Because he was not hired, the other company did not keep a copy of the complainant’s application form or any résumé he may have submitted. The company could not recall whether he had provided a résumé; nonetheless, even with a résumé, he would still have had to complete the application form. The complainant confirmed with this Office that he had completed an application form with the other company. We reviewed a copy of the other company’s standard application package. The applicant must list all employers during the preceding five years and include the contact names and numbers of two references. There is also a clear statement regarding the consent given by the applicant to the company to contact employers to do an investigation before hiring the applicant.
The other company stated that since the complainant had applied to drive in Canada, the application package did not contain any specific form regarding drug testing or past drug testing results (applicants who will be crossing into the United States must fill out such a form with the application documents).
The complainant stated that he had expected his former employer to provide information about his employment history and performance, but not the information about the drug tests. In his opinion, his former employer should not have provided this information since he had not signed any form that specifically authorized such disclosure.
Findings
Issued July 27, 2007
Application: Principle 4.3 states that the knowledge and consent of the individual are required for the collection, use, or disclosure of personal information. Principle 4.3.5 states that in obtaining consent, the reasonable expectations of the individual are also relevant. Principle 4.3.6 stipulates that an organization should generally seek express consent when the information is likely to be considered sensitive. It goes on to state that implied consent would generally be appropriate when the information is less sensitive. Subsection 5(3) states that an organization may collect, use or disclose personal information only for purposes that a reasonable person would consider are appropriate in the circumstances.
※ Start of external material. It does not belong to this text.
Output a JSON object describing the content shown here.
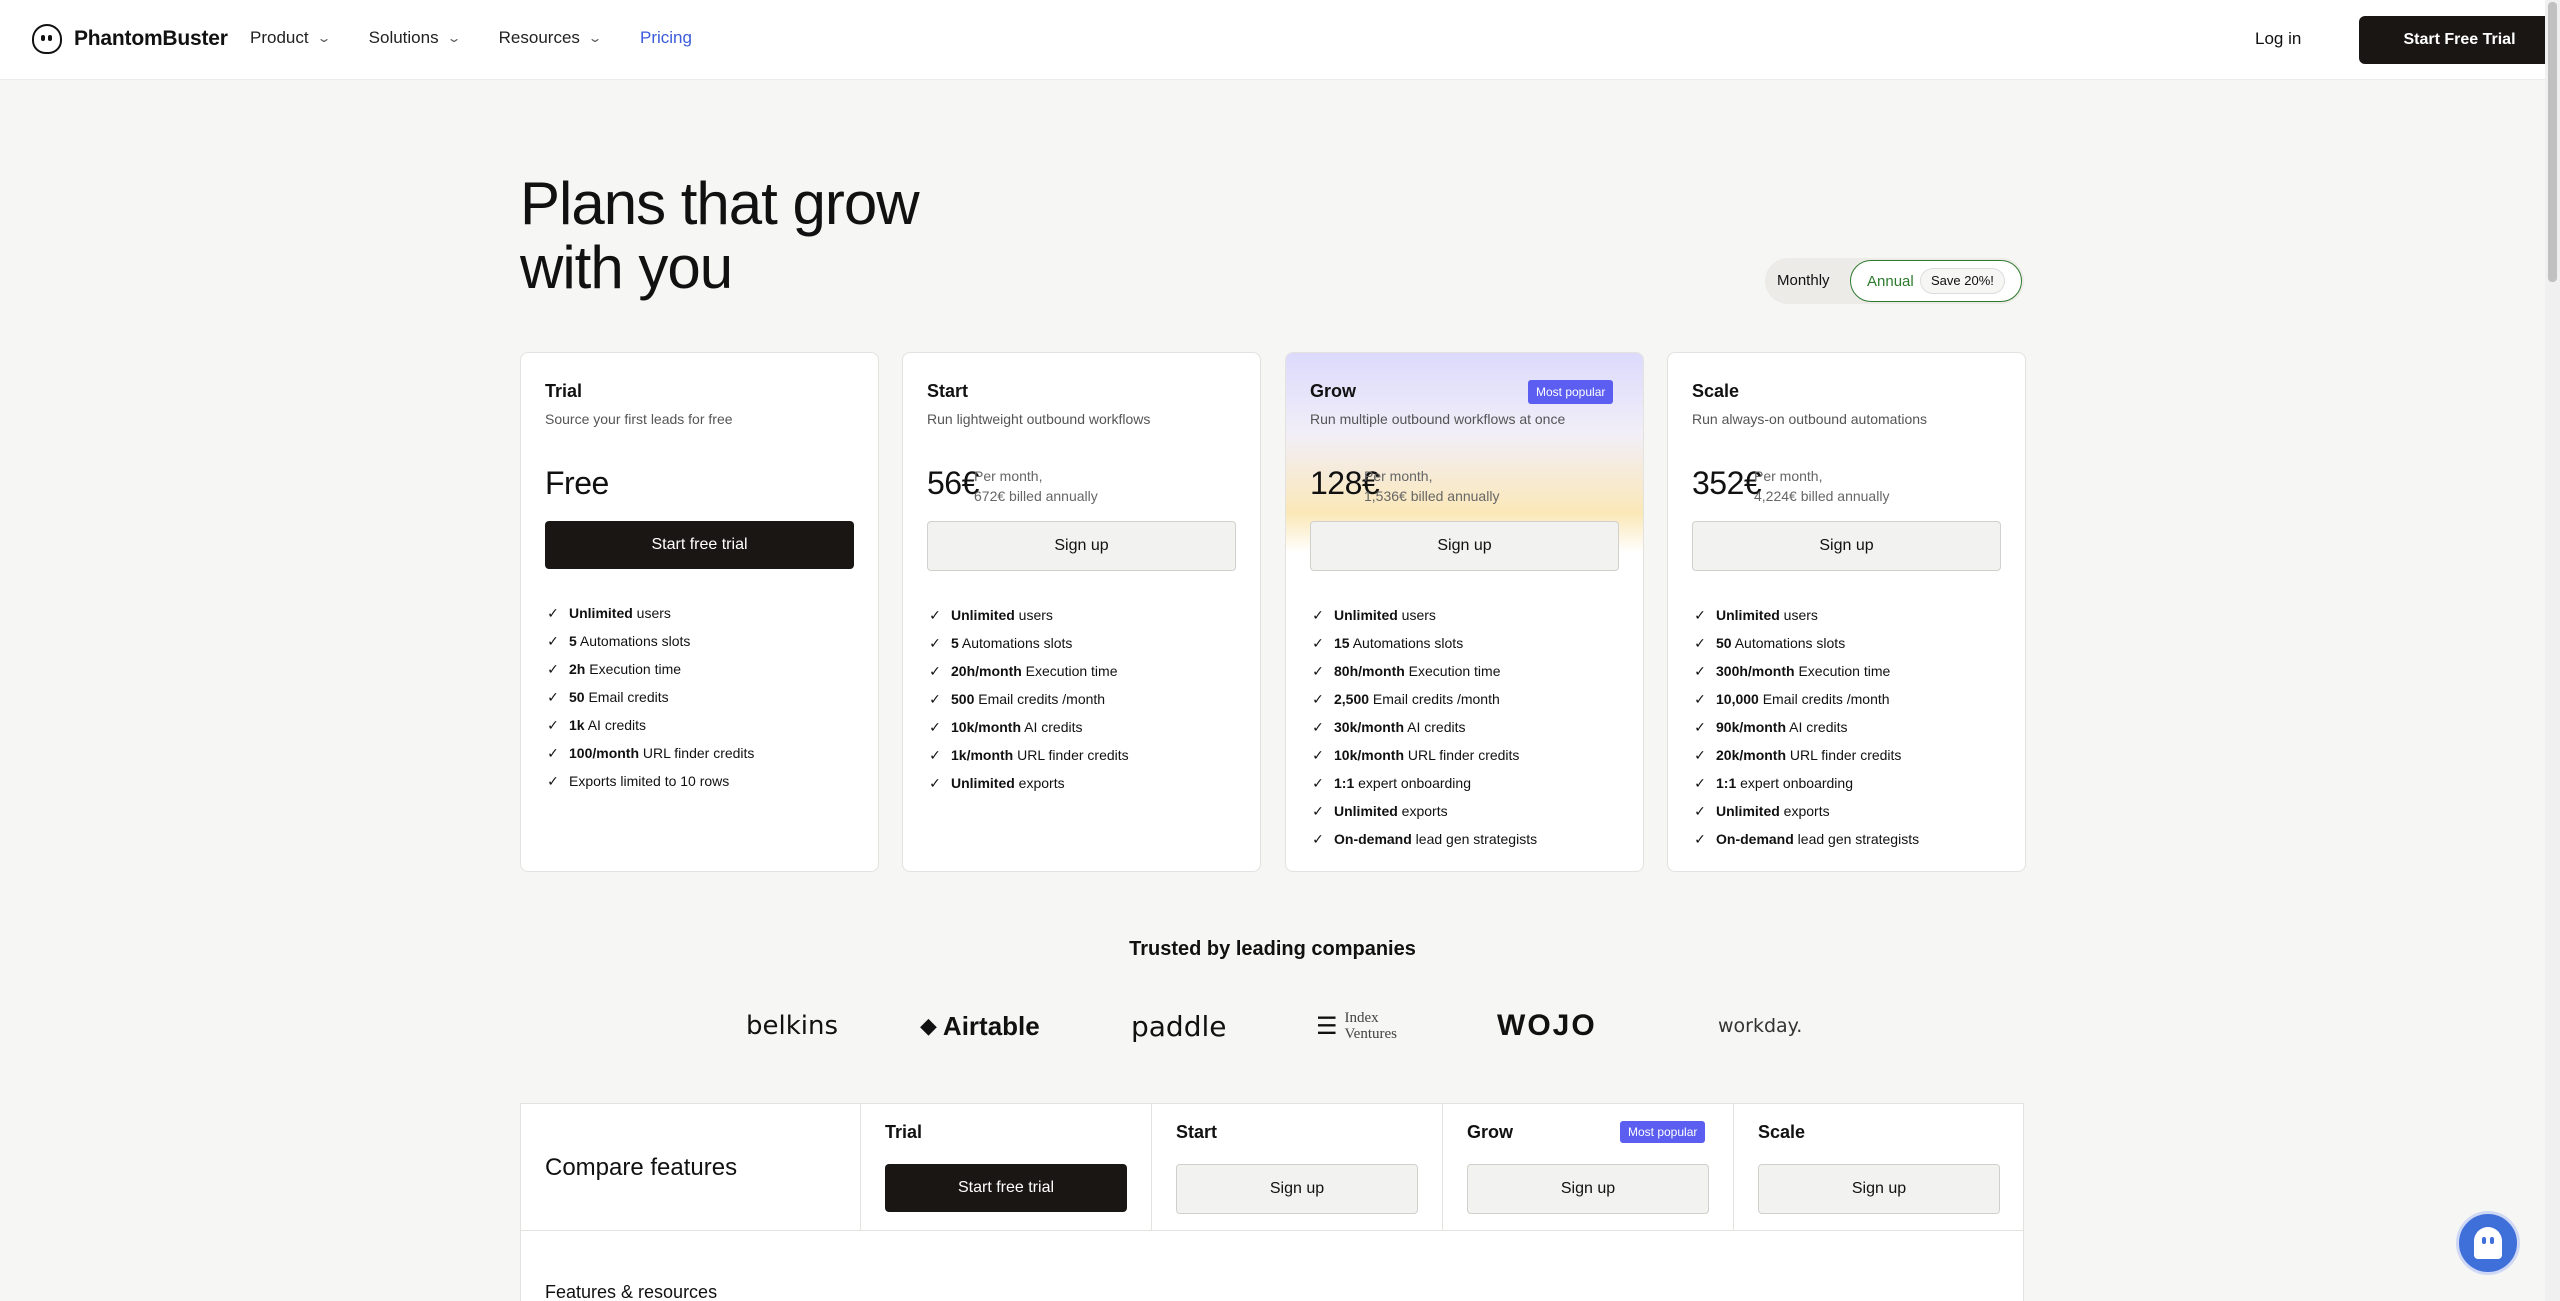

In making her determinations, the Commissioner deliberated as follows:
- When the complainant applied for work, he provided the prospective employer with a copy of his résumé. It can be assumed that he listed the respondent as a previous employer, although no copy was kept of this résumé to support this.
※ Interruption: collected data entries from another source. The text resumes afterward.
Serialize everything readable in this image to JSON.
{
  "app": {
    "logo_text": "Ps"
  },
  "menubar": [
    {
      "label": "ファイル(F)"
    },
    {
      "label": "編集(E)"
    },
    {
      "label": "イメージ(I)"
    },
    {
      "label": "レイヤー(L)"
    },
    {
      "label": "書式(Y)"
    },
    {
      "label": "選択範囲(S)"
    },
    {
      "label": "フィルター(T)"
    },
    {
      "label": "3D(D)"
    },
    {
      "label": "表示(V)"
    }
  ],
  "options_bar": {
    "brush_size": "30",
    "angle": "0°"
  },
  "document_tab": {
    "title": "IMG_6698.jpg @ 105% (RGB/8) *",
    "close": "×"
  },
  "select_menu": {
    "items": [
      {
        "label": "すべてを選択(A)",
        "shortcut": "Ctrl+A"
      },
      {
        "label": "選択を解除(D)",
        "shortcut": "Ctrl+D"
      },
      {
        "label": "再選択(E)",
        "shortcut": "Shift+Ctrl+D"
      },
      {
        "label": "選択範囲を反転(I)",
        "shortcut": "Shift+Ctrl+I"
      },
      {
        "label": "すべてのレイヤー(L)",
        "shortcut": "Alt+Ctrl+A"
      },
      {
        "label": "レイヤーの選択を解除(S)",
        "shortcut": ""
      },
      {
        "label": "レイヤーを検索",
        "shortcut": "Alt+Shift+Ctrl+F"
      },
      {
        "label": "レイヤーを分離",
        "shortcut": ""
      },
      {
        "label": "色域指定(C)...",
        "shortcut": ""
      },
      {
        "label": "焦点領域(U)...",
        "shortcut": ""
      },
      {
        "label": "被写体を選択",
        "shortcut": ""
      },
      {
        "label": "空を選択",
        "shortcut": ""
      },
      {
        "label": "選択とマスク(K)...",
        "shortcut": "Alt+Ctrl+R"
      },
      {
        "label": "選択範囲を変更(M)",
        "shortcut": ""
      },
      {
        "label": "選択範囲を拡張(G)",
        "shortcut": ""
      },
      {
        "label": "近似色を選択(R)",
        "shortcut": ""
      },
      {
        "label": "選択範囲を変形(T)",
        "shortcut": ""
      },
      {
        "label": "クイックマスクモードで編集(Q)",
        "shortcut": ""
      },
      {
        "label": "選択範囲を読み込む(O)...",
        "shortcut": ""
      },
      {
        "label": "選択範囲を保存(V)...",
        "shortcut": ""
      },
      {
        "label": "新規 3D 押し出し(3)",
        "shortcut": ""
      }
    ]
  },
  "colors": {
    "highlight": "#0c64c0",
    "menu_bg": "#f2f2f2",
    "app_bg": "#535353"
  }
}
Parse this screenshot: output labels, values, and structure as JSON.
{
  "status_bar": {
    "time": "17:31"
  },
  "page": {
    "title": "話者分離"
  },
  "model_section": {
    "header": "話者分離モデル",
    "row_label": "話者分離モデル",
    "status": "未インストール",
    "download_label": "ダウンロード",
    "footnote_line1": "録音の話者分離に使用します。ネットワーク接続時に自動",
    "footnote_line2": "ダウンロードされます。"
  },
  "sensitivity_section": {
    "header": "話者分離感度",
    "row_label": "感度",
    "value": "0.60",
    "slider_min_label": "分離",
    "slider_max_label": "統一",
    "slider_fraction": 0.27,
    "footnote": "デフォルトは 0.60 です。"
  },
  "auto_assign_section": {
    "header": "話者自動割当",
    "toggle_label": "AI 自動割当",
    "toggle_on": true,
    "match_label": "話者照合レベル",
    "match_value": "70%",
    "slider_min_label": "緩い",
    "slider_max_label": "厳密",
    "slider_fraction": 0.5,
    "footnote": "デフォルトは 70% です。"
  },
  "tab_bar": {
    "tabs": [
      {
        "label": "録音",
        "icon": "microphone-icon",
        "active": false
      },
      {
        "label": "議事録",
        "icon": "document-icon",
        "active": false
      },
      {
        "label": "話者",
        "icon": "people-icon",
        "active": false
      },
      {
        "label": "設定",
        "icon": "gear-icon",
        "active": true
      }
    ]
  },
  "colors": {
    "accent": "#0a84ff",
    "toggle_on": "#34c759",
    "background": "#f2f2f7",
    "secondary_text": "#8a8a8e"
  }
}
- The Commissioner noted that the complainant would reasonably have expected that a prospective employer would ask a former employer about his driving performance and history. It was likely that the complainant had provided express consent by signing an authorization form that allowed the prospective employer to make investigations and inquiries of his “employment and other related matters as may be necessary in arriving at a final decision” with respect to hiring him. The same authorization released employers from all liability in responding to inquiries and releasing information in connection with his application.
- In the Commissioner’s view, the fact that company let him go because of drug testing results was information relevant to his employment history.
- The Commissioner also noted that it was difficult to accept that providing a factual response to a reasonable question that happens to also disclose sensitive medical information was unreasonable in the circumstances. The former employer was disclosing standard information when the drug testing history was revealed because the complainant’s testing information was part of his employment history and performance. In her view, this was an appropriate response in the circumstances, and not in contravention of subsection 5(3).
- Therefore, she found that the former employer did not contravene Principles 4.3, 4.3.5 and 4.3.6.
The Commissioner concluded that the complaint was not well-founded.